Décisions sur les dépenses


Sur les dépens

48 Les frais exposés par les gouvernements allemand et hellénique, ainsi que par la Commission, qui ont soumis des observations à la Cour, ne peuvent faire l'objet d'un remboursement. La procédure revêtant, à l'égard des parties au principal, le caractère d'un incident soulevé devant la juridiction nationale, il appartient à celle-ci de statuer sur les dépens.

Dispositif


Par ces motifs,

LA COUR (cinquième chambre),

statuant sur les questions à elle soumises par le Bundesfinanzhof, par ordonnance du 24 septembre 1998, dit pour droit:

1) Un assujetti qui acquiert un bien d'investissement pour l'utiliser à la fois à des fins professionnelles et à des fins privées peut le conserver entièrement dans son patrimoine privé et ainsi l'exclure complètement du système de la taxe sur la valeur ajoutée.

2) Lorsqu'un assujetti a choisi d'intégrer entièrement dans son patrimoine professionnel un bien d'investissement qu'il utilise à la fois à des fins professionnelles et à des fins privées, la vente dudit bien est intégralement soumise à la taxe sur la valeur ajoutée conformément aux articles 2, point 1, et 11, A, paragraphe 1, sous a), de la sixième directive 77/388/CEE du Conseil, du 17 mai 1977, en matière d'harmonisation des législations des États membres relatives aux taxes sur le chiffre d'affaires - Système commun de taxe sur la valeur ajoutée: assiette uniforme.
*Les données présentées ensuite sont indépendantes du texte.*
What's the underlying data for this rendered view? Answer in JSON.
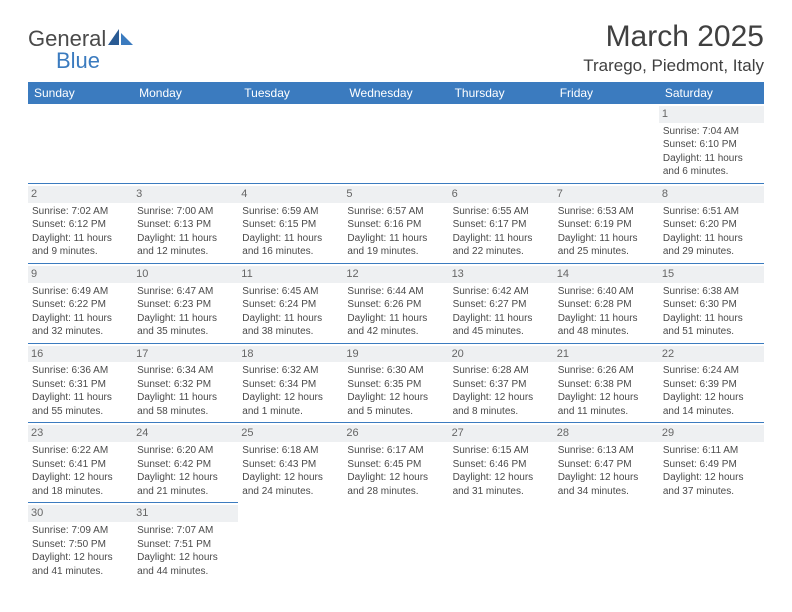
{
  "logo": {
    "general": "General",
    "blue": "Blue"
  },
  "title": "March 2025",
  "location": "Trarego, Piedmont, Italy",
  "colors": {
    "header_bg": "#3b7bbf",
    "header_text": "#ffffff",
    "border": "#3b7bbf",
    "daynum_bg": "#eef0f2",
    "body_text": "#4a4a4a"
  },
  "weekdays": [
    "Sunday",
    "Monday",
    "Tuesday",
    "Wednesday",
    "Thursday",
    "Friday",
    "Saturday"
  ],
  "weeks": [
    [
      null,
      null,
      null,
      null,
      null,
      null,
      {
        "n": "1",
        "sr": "Sunrise: 7:04 AM",
        "ss": "Sunset: 6:10 PM",
        "dl": "Daylight: 11 hours and 6 minutes."
      }
    ],
    [
      {
        "n": "2",
        "sr": "Sunrise: 7:02 AM",
        "ss": "Sunset: 6:12 PM",
        "dl": "Daylight: 11 hours and 9 minutes."
      },
      {
        "n": "3",
        "sr": "Sunrise: 7:00 AM",
        "ss": "Sunset: 6:13 PM",
        "dl": "Daylight: 11 hours and 12 minutes."
      },
      {
        "n": "4",
        "sr": "Sunrise: 6:59 AM",
        "ss": "Sunset: 6:15 PM",
        "dl": "Daylight: 11 hours and 16 minutes."
      },
      {
        "n": "5",
        "sr": "Sunrise: 6:57 AM",
        "ss": "Sunset: 6:16 PM",
        "dl": "Daylight: 11 hours and 19 minutes."
      },
      {
        "n": "6",
        "sr": "Sunrise: 6:55 AM",
        "ss": "Sunset: 6:17 PM",
        "dl": "Daylight: 11 hours and 22 minutes."
      },
      {
        "n": "7",
        "sr": "Sunrise: 6:53 AM",
        "ss": "Sunset: 6:19 PM",
        "dl": "Daylight: 11 hours and 25 minutes."
      },
      {
        "n": "8",
        "sr": "Sunrise: 6:51 AM",
        "ss": "Sunset: 6:20 PM",
        "dl": "Daylight: 11 hours and 29 minutes."
      }
    ],
    [
      {
        "n": "9",
        "sr": "Sunrise: 6:49 AM",
        "ss": "Sunset: 6:22 PM",
        "dl": "Daylight: 11 hours and 32 minutes."
      },
      {
        "n": "10",
        "sr": "Sunrise: 6:47 AM",
        "ss": "Sunset: 6:23 PM",
        "dl": "Daylight: 11 hours and 35 minutes."
      },
      {
        "n": "11",
        "sr": "Sunrise: 6:45 AM",
        "ss": "Sunset: 6:24 PM",
        "dl": "Daylight: 11 hours and 38 minutes."
      },
      {
        "n": "12",
        "sr": "Sunrise: 6:44 AM",
        "ss": "Sunset: 6:26 PM",
        "dl": "Daylight: 11 hours and 42 minutes."
      },
      {
        "n": "13",
        "sr": "Sunrise: 6:42 AM",
        "ss": "Sunset: 6:27 PM",
        "dl": "Daylight: 11 hours and 45 minutes."
      },
      {
        "n": "14",
        "sr": "Sunrise: 6:40 AM",
        "ss": "Sunset: 6:28 PM",
        "dl": "Daylight: 11 hours and 48 minutes."
      },
      {
        "n": "15",
        "sr": "Sunrise: 6:38 AM",
        "ss": "Sunset: 6:30 PM",
        "dl": "Daylight: 11 hours and 51 minutes."
      }
    ],
    [
      {
        "n": "16",
        "sr": "Sunrise: 6:36 AM",
        "ss": "Sunset: 6:31 PM",
        "dl": "Daylight: 11 hours and 55 minutes."
      },
      {
        "n": "17",
        "sr": "Sunrise: 6:34 AM",
        "ss": "Sunset: 6:32 PM",
        "dl": "Daylight: 11 hours and 58 minutes."
      },
      {
        "n": "18",
        "sr": "Sunrise: 6:32 AM",
        "ss": "Sunset: 6:34 PM",
        "dl": "Daylight: 12 hours and 1 minute."
      },
      {
        "n": "19",
        "sr": "Sunrise: 6:30 AM",
        "ss": "Sunset: 6:35 PM",
        "dl": "Daylight: 12 hours and 5 minutes."
      },
      {
        "n": "20",
        "sr": "Sunrise: 6:28 AM",
        "ss": "Sunset: 6:37 PM",
        "dl": "Daylight: 12 hours and 8 minutes."
      },
      {
        "n": "21",
        "sr": "Sunrise: 6:26 AM",
        "ss": "Sunset: 6:38 PM",
        "dl": "Daylight: 12 hours and 11 minutes."
      },
      {
        "n": "22",
        "sr": "Sunrise: 6:24 AM",
        "ss": "Sunset: 6:39 PM",
        "dl": "Daylight: 12 hours and 14 minutes."
      }
    ],
    [
      {
        "n": "23",
        "sr": "Sunrise: 6:22 AM",
        "ss": "Sunset: 6:41 PM",
        "dl": "Daylight: 12 hours and 18 minutes."
      },
      {
        "n": "24",
        "sr": "Sunrise: 6:20 AM",
        "ss": "Sunset: 6:42 PM",
        "dl": "Daylight: 12 hours and 21 minutes."
      },
      {
        "n": "25",
        "sr": "Sunrise: 6:18 AM",
        "ss": "Sunset: 6:43 PM",
        "dl": "Daylight: 12 hours and 24 minutes."
      },
      {
        "n": "26",
        "sr": "Sunrise: 6:17 AM",
        "ss": "Sunset: 6:45 PM",
        "dl": "Daylight: 12 hours and 28 minutes."
      },
      {
        "n": "27",
        "sr": "Sunrise: 6:15 AM",
        "ss": "Sunset: 6:46 PM",
        "dl": "Daylight: 12 hours and 31 minutes."
      },
      {
        "n": "28",
        "sr": "Sunrise: 6:13 AM",
        "ss": "Sunset: 6:47 PM",
        "dl": "Daylight: 12 hours and 34 minutes."
      },
      {
        "n": "29",
        "sr": "Sunrise: 6:11 AM",
        "ss": "Sunset: 6:49 PM",
        "dl": "Daylight: 12 hours and 37 minutes."
      }
    ],
    [
      {
        "n": "30",
        "sr": "Sunrise: 7:09 AM",
        "ss": "Sunset: 7:50 PM",
        "dl": "Daylight: 12 hours and 41 minutes."
      },
      {
        "n": "31",
        "sr": "Sunrise: 7:07 AM",
        "ss": "Sunset: 7:51 PM",
        "dl": "Daylight: 12 hours and 44 minutes."
      },
      null,
      null,
      null,
      null,
      null
    ]
  ]
}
Lorsque l'assujetti n'a intégré dans son patrimoine professionnel que la partie du bien utilisée à des fins professionnelles, seule la vente de cette partie est soumise à la taxe sur la valeur ajoutée. Le fait que le bien a été acheté d'occasion à un non-assujetti et que l'assujetti n'a donc pas été autorisé à déduire la taxe sur la valeur ajoutée résiduelle le grevant est sans pertinence à cet égard. Toutefois, si l'assujetti prélève un tel bien de son entreprise, ce bien doit être considéré comme n'ayant pas ouvert droit à déduction de la taxe sur la valeur ajoutée au sens de l'article 5, paragraphe 6, de ladite directive et l'imposition, en vertu de cette disposition, du prélèvement est, par conséquent, exclue. Si, par la suite, l'assujetti vend le bien, il effectue cette opération à titre privé et celle-ci est donc exclue du système de la taxe sur la valeur ajoutée.